MCE18	Mean MCE-18 molecular complexity	0—∞	Higher = more complex structures (reported as an average over molecules).

Pipeline Checkpoints

Metrics are computed at five stages to track how chemical diversity evolves through the filtering pipeline:

Checkpoint	Source File	Description
Input	`input/sampled_molecules.csv`	Raw generated molecules before any filtering
Descriptors	`stages/01_descriptors_initial/filtered/filtered_molecules.csv`	After descriptor calculation and initial property filtering
StructFilters	`stages/03_structural_filters_post/filtered_molecules.csv`	After all structural filters (PAINS, NIBR, Lilly, medchem, etc.)
Synthesis	`stages/04_synthesis/filtered_molecules.csv`	After retrosynthesis feasibility filtering
DockingFilters	`stages/06_docking_filters/filtered_molecules.csv`	After docking score threshold filtering

The expected trend is:

Diversity metrics (IntDiv, SEDiv, ScaffDiv) may decrease as aggressive filtering removes outliers, or may increase if redundant molecules are removed.
Filters metric should increase across stages as problematic substructures are eliminated.
ScaffUniqueness typically increases as duplicate scaffolds are filtered out.

Configuration

MolEval metrics are configured via config_moleval.yml, referenced from the main pipeline config:


# config_moleval.yml
run: true
n_jobs: -1
device: cpu            # cpu or cuda:0
max_molecules: 2000    # subsample for O(N^2) metrics
 
# Metric groups (toggle individual metric families)
validity: false          # Always 1.0 after RDKit parsing
uniqueness: false        # Always 1.0 after dedup
internal_diversity: true # IntDiv1, IntDiv2
se_diversity: true       # Sphere exclusion diversity
scaffold_diversity: true # ScaffDiv, ScaffUniqueness
functional_groups: true  # FG diversity ratio
ring_systems: true       # RS diversity ratio
filters: true            # MCF + PAINS passage rate
mce18: true              # Mean MCE-18 molecular complexity

Key Options

Option	Type	Default	Description
`run`	bool	`true`	Enable/disable all MolEval metrics
`n_jobs`	int	`-1`	Parallel workers for metric computation (`-1` = all available cores)
`device`	str	`cpu`	Compute device (`cpu` or `cuda:0`)
`max_molecules`	int	`2000`	Subsample threshold for O(N^2) pairwise metrics
`mce18`	bool	`true`	Enable mean MCE-18 molecular complexity reporting

Deterministic Computation

Large sets are capped by max_molecules before O(N^2) metrics are computed. The shipped config_moleval.yml does not expose a seed key; do not rely on a documented seed parameter for reproducible subsampling unless you add one in code and config.

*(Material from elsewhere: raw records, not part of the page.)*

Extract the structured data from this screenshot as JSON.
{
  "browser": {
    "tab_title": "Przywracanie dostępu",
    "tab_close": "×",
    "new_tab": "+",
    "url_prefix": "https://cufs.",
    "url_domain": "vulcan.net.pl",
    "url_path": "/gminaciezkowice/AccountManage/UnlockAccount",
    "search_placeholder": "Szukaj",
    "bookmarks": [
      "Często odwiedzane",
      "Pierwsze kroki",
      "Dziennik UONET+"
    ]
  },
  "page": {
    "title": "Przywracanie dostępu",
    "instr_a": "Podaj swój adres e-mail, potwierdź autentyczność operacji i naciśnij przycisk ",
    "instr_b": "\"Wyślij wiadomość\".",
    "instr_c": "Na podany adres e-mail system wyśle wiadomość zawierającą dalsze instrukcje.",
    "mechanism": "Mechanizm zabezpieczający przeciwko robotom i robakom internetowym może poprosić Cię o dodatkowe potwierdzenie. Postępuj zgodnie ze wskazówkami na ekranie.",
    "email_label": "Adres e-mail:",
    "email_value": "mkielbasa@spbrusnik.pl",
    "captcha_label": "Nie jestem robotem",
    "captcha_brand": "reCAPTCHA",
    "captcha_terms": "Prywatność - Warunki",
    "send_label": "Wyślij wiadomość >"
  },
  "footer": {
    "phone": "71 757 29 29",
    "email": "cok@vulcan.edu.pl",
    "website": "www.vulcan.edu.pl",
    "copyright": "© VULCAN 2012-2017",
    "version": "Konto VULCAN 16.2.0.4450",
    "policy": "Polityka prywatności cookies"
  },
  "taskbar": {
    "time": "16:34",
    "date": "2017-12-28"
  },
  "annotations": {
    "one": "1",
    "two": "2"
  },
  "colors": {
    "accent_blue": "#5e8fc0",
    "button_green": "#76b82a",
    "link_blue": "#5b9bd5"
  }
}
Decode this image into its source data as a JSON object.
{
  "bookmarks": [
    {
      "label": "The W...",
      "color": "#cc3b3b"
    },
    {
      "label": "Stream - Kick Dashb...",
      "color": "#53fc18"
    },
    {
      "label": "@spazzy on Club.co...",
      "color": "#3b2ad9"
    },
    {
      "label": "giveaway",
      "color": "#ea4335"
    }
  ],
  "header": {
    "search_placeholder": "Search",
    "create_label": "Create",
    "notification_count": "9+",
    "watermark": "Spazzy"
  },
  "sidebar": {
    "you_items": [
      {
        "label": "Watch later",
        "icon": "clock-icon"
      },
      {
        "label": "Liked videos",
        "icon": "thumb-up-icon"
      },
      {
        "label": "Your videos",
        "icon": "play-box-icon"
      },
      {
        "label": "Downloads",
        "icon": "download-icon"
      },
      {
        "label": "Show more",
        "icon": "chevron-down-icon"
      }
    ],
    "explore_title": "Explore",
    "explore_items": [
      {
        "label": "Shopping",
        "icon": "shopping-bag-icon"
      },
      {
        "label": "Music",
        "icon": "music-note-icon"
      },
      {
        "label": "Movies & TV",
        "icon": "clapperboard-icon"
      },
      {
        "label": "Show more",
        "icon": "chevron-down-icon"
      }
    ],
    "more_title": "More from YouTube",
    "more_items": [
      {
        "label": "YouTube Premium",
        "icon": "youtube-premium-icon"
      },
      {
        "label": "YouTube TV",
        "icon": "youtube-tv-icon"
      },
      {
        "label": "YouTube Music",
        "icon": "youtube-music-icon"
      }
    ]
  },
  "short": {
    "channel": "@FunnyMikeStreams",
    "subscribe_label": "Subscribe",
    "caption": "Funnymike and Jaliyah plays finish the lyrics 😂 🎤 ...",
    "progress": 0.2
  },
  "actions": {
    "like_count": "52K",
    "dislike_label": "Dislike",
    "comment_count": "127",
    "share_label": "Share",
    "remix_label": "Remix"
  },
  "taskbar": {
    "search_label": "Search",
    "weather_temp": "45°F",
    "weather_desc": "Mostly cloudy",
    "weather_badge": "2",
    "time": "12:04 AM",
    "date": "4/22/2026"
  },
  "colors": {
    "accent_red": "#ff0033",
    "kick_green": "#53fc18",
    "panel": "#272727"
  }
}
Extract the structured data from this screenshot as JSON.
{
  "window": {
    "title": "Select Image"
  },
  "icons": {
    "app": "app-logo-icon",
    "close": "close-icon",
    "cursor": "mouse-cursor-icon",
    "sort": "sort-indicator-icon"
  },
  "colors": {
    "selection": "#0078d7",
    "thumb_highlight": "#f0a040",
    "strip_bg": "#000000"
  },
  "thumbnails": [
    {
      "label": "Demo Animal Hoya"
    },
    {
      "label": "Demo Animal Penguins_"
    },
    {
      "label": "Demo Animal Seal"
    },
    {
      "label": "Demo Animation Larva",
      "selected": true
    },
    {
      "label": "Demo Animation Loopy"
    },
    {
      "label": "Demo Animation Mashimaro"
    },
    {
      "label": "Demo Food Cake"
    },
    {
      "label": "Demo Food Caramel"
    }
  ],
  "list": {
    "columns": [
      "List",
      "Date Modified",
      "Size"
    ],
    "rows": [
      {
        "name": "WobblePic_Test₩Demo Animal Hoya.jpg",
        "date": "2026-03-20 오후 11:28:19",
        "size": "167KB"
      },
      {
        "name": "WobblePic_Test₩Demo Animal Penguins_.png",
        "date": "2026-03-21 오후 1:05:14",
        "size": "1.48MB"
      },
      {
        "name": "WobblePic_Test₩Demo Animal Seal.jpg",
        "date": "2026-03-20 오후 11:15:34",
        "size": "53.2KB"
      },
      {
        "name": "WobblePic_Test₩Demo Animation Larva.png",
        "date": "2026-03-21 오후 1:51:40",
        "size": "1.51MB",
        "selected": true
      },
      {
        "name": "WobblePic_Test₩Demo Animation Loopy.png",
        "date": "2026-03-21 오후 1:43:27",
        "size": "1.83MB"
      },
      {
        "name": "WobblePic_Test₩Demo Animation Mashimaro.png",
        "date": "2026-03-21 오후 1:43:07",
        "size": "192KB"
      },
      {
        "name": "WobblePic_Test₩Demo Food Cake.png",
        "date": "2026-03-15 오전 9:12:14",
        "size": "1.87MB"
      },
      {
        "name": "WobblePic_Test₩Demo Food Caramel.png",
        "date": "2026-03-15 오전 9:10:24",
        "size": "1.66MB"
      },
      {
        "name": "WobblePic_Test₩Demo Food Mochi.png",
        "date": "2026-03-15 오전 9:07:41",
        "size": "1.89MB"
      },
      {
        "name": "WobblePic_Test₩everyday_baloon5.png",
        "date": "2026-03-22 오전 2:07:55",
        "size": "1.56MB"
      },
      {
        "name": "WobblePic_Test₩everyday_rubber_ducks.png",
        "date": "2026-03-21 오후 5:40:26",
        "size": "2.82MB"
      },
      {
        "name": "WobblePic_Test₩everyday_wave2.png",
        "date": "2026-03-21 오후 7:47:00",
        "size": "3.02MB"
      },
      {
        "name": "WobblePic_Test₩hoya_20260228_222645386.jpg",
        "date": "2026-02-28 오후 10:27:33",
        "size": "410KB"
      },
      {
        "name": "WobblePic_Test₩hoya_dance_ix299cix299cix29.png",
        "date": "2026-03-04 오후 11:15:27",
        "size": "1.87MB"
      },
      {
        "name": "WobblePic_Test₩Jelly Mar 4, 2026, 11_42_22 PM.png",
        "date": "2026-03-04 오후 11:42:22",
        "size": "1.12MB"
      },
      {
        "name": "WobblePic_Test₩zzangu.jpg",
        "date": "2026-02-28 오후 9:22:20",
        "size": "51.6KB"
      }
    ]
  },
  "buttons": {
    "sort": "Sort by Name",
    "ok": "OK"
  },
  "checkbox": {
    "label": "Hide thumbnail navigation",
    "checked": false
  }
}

For reproducibility, keep the input table, sampling step, config snapshot, and max_molecules value fixed.

Output

MolEval results appear in three places:

HTML report — line chart and heatmap in dedicated sections.
RUN_INFO.md — a Markdown table appended to the run info file with per-stage metric values.
report_data.json — raw metric data under the moleval key.